I've had to toss out all language I used previously. All the rote and learn new behavior and skills. It's a much higher level of work done with deliberate goals, plans, and outcomes. It's smart and so well done. I'm stoked and ready except for the fact my self doubt and self worth reared up like a wild stallion flaying its front hoofs trying to trample me. There was darkness I felt. A lot of serious darkness. My self-worth issues became center stage like never before.
I never considered myself one to struggle with anxiety. I give anxiety I don't have it. Or so I thought. I'm caught in the undertow of doubt and fear. Not fear of supporting those in need. Fear of letting down the organization and its mission. This is all new to me. Fear of failure. My imposter syndrome is on blaster mode.

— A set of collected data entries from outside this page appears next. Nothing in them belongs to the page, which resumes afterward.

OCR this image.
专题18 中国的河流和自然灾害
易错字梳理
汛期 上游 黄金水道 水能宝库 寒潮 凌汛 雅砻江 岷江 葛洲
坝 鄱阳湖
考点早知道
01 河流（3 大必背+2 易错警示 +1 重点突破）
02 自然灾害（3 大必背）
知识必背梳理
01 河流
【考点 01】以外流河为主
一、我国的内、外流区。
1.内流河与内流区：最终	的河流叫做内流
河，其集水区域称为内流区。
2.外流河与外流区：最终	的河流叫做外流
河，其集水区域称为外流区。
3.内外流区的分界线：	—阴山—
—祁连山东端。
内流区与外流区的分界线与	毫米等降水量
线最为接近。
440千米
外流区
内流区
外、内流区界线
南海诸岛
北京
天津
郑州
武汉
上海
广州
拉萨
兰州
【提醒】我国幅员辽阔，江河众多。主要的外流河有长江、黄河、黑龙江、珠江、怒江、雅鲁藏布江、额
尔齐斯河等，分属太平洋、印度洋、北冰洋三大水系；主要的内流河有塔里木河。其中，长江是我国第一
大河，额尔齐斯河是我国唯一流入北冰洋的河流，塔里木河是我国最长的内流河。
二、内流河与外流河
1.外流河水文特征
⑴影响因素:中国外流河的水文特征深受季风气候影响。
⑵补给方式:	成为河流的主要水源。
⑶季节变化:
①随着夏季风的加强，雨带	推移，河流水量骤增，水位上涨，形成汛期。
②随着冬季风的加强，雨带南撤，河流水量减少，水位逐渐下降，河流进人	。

The only saving grace of this is that I see it and in my way want to succeed. Still I question it all. Not all just me. Which brings me to this.
Finding my own way. In short leaving Donna and my grief behind. Not forgetting her and all I've discovered in my journey. I am finding my own way which is the only way a relationship can last. Becoming independent of grief and becoming what grief has taught me. The light that entered me though my grief wound is not just external but my own light. To be the me I want to be even if I fail. Or as Camus noted in Sisyphus We need to fill our hearts with the struggle, know that it is within that struggle that we find true purpose.
In Chloe Cooper Jones's memoir "Easy Beauty" she has a short passage about a Japanese concept ma. Ma is the idea that the space, the gap, the absences between two objects, two ideas between sentences, words, breaths, held as much importance as the things themselves. Donna believed that when she designed. It is the white space that makes and ad work best.
So here I am in that space between my loss/grief/Donna and me. I'm standing in a clearing alone in that moment. A moment of change of growth filled with fear and promise to find new.